How do you simplify #(4x^2+11x+6)/(x^2-x-6) *( x^2+x-12)/(x^2+8+16)#?

1 Answer
Jul 25, 2015

Factor all the quadratics and cancel matching terms to find:

#(4x^2+11x+6)/(x^2-x-6)*(x^2+x-12)/(x^2+8x+16)=(4x+3)/(x+4)#

with exclusions #x!=-2#, #x!=3#

Explanation:

#(4x^2+11x+6)/(x^2-x-6)*(x^2+x-12)/(x^2+8x+16)#

#=((4x^2+11x+6)(x^2+x-12))/((x^2-x-6)(x^2+8x+16))#

#=(cancel((x+2))(4x+3)cancel((x+4))cancel((x-3)))/(cancel((x-3))cancel((x+2))cancel((x+4))(x+4))#

#=(4x+3)/(x+4)#

with exclusions #x != -2#, #x != 3#

The values #x=-2# and #x=3# are excluded because if substituted into the original expression, we get #0/0# which is undefined, but with the simplified expression, we get a well defined value.
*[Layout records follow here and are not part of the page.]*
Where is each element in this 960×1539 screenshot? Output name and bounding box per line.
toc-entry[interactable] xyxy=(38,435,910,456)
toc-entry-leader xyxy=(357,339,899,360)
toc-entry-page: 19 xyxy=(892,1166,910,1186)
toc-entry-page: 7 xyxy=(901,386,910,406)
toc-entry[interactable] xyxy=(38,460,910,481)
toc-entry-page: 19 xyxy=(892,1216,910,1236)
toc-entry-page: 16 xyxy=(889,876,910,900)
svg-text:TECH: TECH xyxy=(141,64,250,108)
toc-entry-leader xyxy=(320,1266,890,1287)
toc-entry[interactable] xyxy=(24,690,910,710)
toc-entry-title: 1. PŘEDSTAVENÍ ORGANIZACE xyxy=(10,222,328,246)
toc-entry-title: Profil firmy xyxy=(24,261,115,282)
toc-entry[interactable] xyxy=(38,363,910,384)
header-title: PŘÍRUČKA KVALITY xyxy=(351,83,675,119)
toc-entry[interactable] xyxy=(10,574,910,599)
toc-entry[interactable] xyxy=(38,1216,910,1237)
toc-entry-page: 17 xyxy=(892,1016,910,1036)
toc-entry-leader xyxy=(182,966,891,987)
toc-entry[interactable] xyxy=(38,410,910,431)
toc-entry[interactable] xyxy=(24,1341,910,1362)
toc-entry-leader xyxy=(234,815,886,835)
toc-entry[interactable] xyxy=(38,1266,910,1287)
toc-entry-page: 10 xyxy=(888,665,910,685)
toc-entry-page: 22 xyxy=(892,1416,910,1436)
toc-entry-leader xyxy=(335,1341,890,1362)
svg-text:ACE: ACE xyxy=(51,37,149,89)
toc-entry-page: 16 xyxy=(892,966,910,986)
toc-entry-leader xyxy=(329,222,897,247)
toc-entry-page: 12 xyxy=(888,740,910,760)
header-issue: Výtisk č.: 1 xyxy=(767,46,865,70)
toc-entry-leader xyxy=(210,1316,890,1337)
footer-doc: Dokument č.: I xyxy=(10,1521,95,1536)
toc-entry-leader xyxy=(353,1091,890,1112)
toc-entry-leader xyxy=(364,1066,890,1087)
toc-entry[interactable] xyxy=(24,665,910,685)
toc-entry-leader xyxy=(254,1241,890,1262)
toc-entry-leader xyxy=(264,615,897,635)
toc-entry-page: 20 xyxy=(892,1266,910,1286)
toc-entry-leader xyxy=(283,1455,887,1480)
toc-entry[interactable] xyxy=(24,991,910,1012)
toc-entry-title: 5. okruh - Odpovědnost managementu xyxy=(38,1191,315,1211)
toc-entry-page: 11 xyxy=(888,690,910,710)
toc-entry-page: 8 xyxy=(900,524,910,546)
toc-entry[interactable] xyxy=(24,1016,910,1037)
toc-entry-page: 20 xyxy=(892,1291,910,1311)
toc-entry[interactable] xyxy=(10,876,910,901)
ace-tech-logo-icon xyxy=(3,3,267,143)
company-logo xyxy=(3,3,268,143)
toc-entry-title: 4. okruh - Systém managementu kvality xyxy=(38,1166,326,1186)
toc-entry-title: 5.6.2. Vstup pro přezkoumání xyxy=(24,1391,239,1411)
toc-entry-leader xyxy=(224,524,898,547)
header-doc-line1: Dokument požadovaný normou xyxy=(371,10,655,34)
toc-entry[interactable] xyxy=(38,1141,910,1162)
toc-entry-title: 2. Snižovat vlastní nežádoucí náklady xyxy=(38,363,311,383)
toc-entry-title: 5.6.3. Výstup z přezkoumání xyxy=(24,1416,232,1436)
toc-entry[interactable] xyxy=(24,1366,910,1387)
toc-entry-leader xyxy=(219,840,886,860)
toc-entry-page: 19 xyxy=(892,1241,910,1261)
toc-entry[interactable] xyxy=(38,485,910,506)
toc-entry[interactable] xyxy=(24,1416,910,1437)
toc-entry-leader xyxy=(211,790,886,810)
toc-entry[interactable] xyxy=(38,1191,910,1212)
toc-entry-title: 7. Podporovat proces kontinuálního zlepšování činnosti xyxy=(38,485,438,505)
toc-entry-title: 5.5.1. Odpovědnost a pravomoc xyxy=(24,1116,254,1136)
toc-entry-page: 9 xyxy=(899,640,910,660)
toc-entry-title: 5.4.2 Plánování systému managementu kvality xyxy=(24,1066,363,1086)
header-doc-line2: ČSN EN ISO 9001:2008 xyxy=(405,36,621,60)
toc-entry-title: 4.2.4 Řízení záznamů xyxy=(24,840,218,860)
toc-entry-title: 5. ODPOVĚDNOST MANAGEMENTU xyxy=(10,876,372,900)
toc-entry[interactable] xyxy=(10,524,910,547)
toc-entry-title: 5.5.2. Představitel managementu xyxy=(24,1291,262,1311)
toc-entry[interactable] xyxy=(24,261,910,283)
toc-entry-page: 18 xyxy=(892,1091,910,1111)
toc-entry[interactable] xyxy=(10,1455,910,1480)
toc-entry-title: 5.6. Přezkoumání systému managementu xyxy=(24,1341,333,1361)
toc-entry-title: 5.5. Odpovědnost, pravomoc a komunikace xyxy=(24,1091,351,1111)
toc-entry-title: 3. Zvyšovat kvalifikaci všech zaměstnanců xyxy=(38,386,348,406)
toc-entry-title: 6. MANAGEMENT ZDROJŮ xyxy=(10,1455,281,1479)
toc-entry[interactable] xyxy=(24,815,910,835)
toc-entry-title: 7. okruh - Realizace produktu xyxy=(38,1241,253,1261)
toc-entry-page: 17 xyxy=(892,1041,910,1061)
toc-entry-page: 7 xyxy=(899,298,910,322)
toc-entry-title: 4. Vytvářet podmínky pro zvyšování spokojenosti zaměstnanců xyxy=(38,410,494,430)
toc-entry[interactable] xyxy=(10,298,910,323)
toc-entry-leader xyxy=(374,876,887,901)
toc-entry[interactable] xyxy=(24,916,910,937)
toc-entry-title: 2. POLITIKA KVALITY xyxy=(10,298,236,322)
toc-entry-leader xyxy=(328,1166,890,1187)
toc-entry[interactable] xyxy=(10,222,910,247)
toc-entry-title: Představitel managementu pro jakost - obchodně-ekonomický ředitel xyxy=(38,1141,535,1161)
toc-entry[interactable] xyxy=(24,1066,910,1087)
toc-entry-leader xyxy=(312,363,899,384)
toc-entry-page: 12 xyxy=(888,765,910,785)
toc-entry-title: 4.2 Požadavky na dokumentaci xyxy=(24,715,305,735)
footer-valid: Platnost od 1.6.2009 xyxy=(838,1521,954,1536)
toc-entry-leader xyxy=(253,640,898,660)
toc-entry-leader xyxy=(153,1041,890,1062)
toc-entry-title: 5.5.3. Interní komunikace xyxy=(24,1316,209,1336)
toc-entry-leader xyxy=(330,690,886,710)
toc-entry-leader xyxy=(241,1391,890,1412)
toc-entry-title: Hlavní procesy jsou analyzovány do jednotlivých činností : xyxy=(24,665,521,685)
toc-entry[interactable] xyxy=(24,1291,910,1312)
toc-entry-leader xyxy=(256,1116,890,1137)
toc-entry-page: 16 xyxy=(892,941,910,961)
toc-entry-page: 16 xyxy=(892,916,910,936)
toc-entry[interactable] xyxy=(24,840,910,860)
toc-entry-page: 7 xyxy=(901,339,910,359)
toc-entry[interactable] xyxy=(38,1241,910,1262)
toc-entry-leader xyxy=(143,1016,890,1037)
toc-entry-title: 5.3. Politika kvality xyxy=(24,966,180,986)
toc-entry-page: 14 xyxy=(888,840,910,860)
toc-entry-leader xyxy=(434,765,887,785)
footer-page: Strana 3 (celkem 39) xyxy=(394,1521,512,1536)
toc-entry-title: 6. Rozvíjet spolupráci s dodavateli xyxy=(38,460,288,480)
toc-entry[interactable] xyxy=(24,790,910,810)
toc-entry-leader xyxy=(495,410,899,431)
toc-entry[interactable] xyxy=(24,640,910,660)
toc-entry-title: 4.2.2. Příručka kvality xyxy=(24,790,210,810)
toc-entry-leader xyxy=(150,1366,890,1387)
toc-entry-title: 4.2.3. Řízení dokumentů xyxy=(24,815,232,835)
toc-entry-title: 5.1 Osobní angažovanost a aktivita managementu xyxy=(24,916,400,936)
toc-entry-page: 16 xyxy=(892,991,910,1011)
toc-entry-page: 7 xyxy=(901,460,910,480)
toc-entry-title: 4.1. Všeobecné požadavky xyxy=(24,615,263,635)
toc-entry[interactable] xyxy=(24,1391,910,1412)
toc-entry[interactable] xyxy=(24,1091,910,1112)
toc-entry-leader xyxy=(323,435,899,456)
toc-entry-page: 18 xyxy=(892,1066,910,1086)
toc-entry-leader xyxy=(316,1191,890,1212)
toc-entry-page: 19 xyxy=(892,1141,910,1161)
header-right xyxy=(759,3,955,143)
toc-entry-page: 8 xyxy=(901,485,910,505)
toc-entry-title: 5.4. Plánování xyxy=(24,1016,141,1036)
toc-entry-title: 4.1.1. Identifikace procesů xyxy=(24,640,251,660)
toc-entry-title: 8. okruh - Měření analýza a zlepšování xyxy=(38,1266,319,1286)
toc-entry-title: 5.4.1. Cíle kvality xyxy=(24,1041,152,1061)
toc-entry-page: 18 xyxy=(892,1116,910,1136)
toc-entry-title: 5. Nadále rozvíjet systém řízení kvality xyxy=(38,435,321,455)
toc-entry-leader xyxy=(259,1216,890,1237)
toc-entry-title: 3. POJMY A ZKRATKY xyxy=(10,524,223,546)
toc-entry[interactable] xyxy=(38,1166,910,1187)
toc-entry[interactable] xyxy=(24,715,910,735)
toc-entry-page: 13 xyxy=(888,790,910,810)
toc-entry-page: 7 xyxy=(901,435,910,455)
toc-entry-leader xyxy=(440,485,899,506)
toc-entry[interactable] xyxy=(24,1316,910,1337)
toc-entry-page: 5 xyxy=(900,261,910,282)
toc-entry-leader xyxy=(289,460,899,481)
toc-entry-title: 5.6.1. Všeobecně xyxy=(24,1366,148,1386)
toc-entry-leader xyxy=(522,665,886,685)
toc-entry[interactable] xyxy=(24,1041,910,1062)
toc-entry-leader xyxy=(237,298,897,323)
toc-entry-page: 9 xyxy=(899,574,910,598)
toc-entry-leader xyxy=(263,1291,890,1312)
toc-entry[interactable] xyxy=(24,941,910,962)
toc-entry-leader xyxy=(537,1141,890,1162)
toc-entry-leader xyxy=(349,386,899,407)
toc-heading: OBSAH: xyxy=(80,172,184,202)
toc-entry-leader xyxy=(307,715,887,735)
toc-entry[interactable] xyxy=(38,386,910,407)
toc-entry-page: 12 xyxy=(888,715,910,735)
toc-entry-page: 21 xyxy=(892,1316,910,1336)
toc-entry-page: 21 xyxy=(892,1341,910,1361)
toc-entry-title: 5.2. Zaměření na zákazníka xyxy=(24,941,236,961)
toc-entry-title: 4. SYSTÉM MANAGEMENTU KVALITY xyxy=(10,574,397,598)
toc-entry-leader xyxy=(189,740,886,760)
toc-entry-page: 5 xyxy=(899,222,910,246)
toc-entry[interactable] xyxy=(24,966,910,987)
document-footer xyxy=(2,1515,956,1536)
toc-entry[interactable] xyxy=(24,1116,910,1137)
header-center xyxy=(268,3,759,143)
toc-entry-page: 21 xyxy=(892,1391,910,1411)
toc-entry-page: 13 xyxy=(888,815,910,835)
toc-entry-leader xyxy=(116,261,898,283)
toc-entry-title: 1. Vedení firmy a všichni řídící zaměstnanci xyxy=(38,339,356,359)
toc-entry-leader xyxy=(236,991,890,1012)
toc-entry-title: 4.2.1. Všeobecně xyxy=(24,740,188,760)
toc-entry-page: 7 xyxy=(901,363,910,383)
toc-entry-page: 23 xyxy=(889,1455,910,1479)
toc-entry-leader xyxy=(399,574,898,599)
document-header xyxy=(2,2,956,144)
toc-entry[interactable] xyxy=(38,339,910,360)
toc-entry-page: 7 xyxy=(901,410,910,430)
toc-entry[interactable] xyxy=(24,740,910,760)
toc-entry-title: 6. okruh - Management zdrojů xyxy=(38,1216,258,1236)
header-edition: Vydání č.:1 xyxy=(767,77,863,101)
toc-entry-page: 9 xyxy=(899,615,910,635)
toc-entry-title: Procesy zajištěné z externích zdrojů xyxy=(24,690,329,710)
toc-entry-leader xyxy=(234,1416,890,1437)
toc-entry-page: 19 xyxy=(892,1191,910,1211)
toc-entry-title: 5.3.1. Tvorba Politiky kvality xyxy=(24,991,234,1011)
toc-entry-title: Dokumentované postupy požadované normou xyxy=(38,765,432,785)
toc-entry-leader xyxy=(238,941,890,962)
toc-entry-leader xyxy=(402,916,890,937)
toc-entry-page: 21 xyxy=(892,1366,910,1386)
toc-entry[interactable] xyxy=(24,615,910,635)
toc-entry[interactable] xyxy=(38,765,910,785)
These are removable singularities of the original expression.

Therefore the simplified expression is not equivalent to the original expression for those values of #x#.

The value #x=-4# is not excluded from the equality of expressions, because it is equally a singularity of the original and simplified expressions, namely a simple pole of order #1#.